With his wife Linda, Hank started Alexander Valley Vineyards in 1975, eleven years after his parents planted their first vines. The first few years were challenging, but hard work and financial sacrifice paid off. Currently the Wetzels have 600 acres in Alexander Valley, 300 of them planted in vineyard.

But Hank's passion for growing vegetables and fruit never waned. He built up his mother's garden, and planted other parts of the farm, eventually planting 3-4 acres in various locations on the property. They even plant between grapevine rows. Alexander Valley Farms began selling at the Healdsburg Market seven years ago, after several years of casual farming.

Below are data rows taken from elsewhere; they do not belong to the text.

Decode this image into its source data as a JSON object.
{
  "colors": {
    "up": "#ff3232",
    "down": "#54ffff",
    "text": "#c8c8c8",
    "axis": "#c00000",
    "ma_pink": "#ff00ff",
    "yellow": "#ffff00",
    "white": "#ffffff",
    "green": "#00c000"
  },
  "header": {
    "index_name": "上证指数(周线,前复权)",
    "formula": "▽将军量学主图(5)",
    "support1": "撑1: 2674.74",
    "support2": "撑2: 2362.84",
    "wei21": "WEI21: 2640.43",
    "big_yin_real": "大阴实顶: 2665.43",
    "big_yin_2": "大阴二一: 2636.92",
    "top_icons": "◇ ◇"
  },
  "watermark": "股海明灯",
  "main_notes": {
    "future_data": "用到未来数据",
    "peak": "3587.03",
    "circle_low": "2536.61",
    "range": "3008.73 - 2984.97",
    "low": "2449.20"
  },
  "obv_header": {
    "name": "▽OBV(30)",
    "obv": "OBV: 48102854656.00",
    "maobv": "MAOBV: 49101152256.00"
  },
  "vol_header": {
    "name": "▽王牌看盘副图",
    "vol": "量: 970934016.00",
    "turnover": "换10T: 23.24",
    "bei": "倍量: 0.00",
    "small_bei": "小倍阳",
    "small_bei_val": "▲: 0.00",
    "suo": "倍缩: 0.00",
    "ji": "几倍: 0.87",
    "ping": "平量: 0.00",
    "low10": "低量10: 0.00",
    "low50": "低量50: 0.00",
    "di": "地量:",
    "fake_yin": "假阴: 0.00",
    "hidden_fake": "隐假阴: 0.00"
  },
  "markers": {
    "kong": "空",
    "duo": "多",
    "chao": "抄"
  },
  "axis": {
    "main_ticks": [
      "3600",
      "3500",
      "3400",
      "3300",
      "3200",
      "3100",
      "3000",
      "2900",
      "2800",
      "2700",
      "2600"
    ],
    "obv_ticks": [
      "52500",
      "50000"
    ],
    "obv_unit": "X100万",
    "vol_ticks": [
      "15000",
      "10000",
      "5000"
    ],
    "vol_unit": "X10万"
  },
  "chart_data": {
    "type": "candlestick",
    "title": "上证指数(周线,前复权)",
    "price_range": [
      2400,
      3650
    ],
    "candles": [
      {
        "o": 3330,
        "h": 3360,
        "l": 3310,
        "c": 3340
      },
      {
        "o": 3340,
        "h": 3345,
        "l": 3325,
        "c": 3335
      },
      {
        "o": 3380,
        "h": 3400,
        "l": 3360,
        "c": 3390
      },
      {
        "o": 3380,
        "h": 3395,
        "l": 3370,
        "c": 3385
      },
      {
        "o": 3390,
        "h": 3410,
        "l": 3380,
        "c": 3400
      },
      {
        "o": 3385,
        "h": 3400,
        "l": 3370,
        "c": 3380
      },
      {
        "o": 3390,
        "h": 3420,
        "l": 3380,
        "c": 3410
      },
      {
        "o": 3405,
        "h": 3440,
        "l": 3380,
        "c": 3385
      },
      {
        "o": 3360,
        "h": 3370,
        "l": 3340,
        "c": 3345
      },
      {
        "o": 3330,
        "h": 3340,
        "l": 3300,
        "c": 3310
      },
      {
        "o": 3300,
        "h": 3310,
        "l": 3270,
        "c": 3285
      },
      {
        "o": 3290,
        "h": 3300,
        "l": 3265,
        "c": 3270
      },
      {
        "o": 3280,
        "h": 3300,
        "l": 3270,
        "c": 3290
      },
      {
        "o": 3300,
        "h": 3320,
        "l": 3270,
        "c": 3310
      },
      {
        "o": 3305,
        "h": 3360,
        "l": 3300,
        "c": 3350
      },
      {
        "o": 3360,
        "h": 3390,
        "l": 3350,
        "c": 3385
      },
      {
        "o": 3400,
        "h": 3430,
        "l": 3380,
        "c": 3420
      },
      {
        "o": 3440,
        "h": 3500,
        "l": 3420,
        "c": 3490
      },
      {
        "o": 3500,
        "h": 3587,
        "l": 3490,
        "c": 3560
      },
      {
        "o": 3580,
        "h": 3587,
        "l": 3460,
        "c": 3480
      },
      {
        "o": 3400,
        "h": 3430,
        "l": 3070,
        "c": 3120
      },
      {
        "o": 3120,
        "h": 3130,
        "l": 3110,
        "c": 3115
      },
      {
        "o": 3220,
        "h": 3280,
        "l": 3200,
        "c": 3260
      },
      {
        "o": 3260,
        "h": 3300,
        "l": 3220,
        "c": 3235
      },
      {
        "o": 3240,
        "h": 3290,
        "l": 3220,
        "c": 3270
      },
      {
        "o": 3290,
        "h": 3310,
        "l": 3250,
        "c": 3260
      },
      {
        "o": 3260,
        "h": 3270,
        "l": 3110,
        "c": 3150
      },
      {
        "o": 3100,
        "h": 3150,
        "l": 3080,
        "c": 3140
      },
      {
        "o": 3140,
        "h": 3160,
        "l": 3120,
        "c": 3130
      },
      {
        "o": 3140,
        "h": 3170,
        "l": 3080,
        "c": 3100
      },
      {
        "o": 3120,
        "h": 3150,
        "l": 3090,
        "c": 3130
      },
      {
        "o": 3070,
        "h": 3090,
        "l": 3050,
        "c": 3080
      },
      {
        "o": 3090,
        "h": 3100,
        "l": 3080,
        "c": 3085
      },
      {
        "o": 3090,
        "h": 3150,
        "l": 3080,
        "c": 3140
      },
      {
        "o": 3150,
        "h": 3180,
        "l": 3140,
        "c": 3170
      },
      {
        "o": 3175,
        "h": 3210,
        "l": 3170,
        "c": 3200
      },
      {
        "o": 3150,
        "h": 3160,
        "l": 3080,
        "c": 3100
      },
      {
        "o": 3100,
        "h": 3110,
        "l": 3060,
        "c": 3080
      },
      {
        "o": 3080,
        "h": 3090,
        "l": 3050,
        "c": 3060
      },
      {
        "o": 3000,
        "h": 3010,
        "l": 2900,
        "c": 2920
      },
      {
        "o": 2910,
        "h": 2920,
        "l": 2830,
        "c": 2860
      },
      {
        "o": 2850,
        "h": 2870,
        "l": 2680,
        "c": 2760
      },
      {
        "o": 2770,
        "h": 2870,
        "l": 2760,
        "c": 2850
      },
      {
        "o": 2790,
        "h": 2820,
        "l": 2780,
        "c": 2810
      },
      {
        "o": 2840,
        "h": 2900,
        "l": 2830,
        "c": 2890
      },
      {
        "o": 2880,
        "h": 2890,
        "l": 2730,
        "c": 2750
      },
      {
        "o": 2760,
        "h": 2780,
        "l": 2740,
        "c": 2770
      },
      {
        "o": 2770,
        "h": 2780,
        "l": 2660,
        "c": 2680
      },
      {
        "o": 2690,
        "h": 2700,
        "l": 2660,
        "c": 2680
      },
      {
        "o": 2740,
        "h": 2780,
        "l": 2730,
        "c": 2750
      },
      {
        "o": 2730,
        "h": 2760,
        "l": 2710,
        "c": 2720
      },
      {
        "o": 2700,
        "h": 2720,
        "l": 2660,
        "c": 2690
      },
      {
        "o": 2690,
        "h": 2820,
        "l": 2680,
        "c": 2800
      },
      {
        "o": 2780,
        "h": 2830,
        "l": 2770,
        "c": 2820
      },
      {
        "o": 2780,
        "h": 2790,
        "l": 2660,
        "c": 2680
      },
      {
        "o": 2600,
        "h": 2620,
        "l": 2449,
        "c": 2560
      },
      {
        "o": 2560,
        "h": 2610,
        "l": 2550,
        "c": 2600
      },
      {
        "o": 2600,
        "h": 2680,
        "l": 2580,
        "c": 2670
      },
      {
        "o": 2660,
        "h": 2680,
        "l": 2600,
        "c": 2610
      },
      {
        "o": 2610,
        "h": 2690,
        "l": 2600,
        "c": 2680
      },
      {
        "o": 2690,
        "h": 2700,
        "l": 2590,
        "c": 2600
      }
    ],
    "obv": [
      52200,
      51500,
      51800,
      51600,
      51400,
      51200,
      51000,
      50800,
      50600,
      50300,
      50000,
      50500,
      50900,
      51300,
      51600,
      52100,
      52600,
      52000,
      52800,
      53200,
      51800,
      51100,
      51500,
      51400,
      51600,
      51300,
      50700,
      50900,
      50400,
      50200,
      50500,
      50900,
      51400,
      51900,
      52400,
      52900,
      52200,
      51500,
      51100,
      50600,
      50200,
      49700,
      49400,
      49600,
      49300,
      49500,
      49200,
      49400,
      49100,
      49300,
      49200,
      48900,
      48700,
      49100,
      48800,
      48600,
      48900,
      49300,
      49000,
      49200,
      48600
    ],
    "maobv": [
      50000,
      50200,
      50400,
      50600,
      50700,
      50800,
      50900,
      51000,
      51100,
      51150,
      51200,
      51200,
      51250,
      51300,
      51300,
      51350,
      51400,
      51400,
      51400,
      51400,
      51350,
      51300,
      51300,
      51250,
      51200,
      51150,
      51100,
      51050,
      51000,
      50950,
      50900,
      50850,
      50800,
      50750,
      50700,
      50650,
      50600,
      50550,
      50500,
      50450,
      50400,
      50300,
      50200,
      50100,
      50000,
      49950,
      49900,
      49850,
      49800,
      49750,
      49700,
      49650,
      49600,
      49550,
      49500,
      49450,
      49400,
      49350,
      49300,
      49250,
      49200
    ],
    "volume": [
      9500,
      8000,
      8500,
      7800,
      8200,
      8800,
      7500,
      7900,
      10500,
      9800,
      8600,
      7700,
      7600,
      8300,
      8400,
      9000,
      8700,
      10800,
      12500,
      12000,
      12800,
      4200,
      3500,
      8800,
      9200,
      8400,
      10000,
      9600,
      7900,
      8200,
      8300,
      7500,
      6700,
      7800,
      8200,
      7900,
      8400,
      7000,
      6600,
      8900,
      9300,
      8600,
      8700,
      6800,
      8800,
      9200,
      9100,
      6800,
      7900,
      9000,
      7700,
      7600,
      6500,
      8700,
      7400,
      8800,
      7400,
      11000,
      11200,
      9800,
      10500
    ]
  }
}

Javier Patino, the person you'll see most often at the market, began working for the Wetzels, nineteen years ago. At seventeen he came across the border from Central Mexico by himself, and found work in Oregon until he was hired by AVV, through his brothers who were working there. He started as a vineyard worker, and now he's the farm manager.

Katie Murphy, Hank's sister, is an important person in this family's story. She was five when her parents bought "the ranch," as they called it. They initially spent some holidays and several weeks in the summer there, exploring and adventuring while her parents worked on endless projects. Many locals spoke Italian in those days, she recalls.

She's been involved with AVV since its inception, retiring from the position of sales manager in 2001, but continuing to work as wine ambassador for the company.

Katie's played a major part in the creation and running of FRIENDS OF THE HEALDSBURG FARMERS' MARKET, the 501C-3 Non-Profit which fundraises for our market. Begun in 2014, working in conjunction with Mary Kelley, the market manager at that point, they formed the non-profit to be able to apply for grants and solicit donations to support education and promotion of the market. Their message has always been"seasonal, local, fresh." Katie and Mary, plus several other wonderful Friends, have been a huge help in keeping our market thriving.

Alexander Valley Farms will have their booth filled with goodies this season. Their classic lettuces. artichokes, tomatoes, corn, onions, squash, favas, lemons and asparagus will all be there, not to mention their olive oil and excellent wines.They're experimenting with Brussels sprouts and three kinds of cabbages this season as well.

Experimenting is what it's all about for Hank, Javier, and Junior Macias, another essential farm employee who's been with the family his whole life. All of them revel in the trial and error aspect of farming, and hope that someday actually making a profit off their endeavors will be the icing on their delicious, fresh and healthy cake.